Но Слимак ее не слушал. В отчаянии он схватился за голову, хоть в боковушке было темно, и попятился назад, в горницу, где спал Стасек. Там он бросился на лавку и нечаянно придавил мальчику ноги.
— Это вы, тятя? — проснувшись, спросил Стасек. — Да, я.
— А что вы тут делаете?
— Так, просто присел; что-то меня мутит.
Мальчик поднялся и обнял его за шею.
— Хорошо, что вы тут, — сказал он, — а то по мне все ходили эти немцы.
— Какие немцы?
— Да те двое, что были в поле: старик и бородатый. Ничего не говорят, чего им надо, а сами все топчут меня, топчут.

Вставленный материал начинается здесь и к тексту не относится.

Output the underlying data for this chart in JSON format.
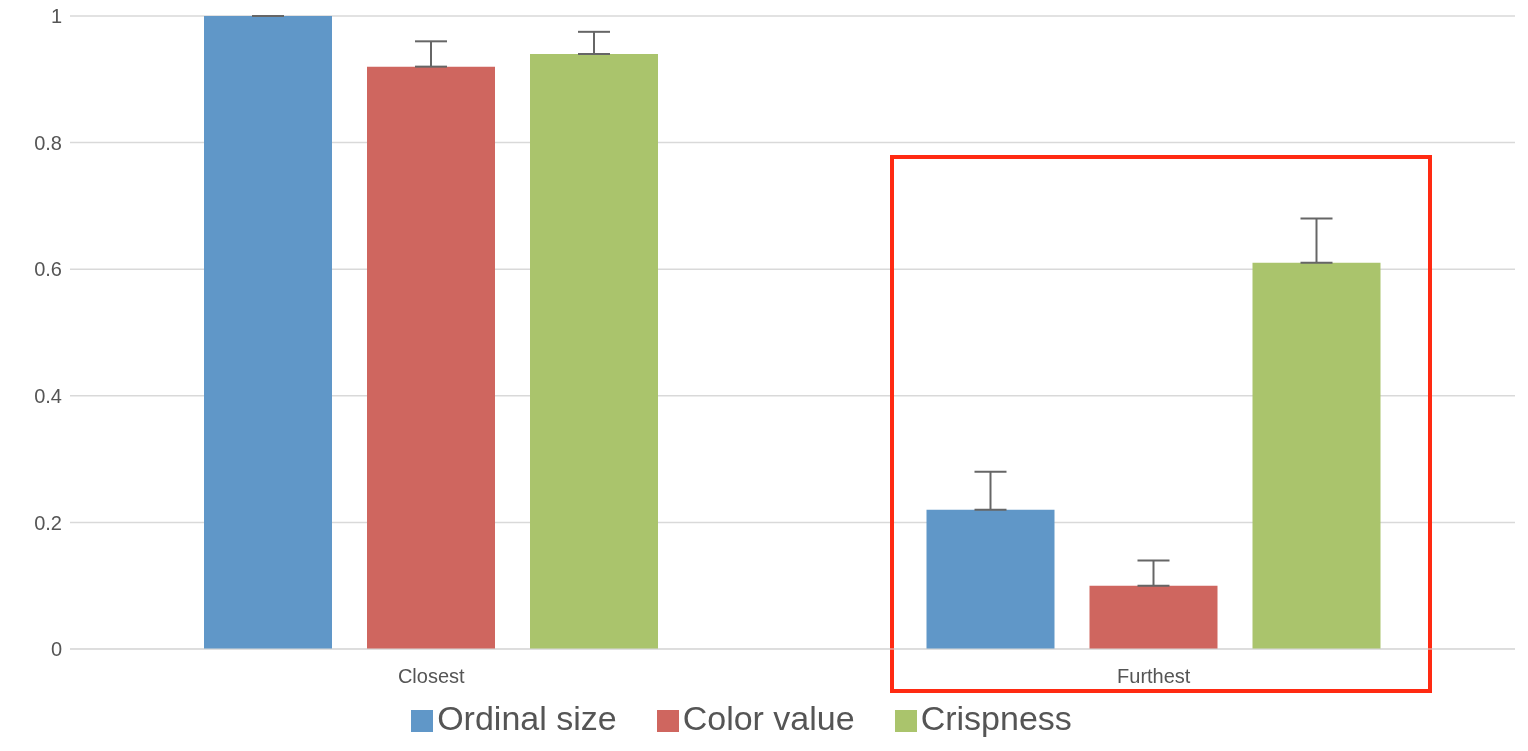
{
  "chart_data": {
    "type": "bar",
    "categories": [
      "Closest",
      "Furthest"
    ],
    "series": [
      {
        "name": "Ordinal size",
        "color": "#6097c8",
        "values": [
          1.0,
          0.22
        ],
        "errors": [
          0,
          0.06
        ]
      },
      {
        "name": "Color value",
        "color": "#cf665f",
        "values": [
          0.92,
          0.1
        ],
        "errors": [
          0.04,
          0.04
        ]
      },
      {
        "name": "Crispness",
        "color": "#aac46c",
        "values": [
          0.94,
          0.61
        ],
        "errors": [
          0.035,
          0.07
        ]
      }
    ],
    "ylim": [
      0,
      1
    ],
    "yticks": [
      0,
      0.2,
      0.4,
      0.6,
      0.8,
      1
    ],
    "grid": "y",
    "legend": "bottom"
  }
}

— Спи, сынок, нет тут никаких немцев.
Стасек еще крепче прижался к отцу, но Слимака совсем разморило, до того ему хотелось спать, и они оба повалились на лавку; однако вскоре мальчик снова заговорил:
— Тятя, а правда, — спросил он вполголоса, — правда, что вода видит?
— Что ей видеть?
— Все, все… Небо, наши холмы и вас тоже она видела, когда вы шли за бороной.
— Спи, сынок, а то ты невесть какую несуразицу понес, — успокаивал его Слимак.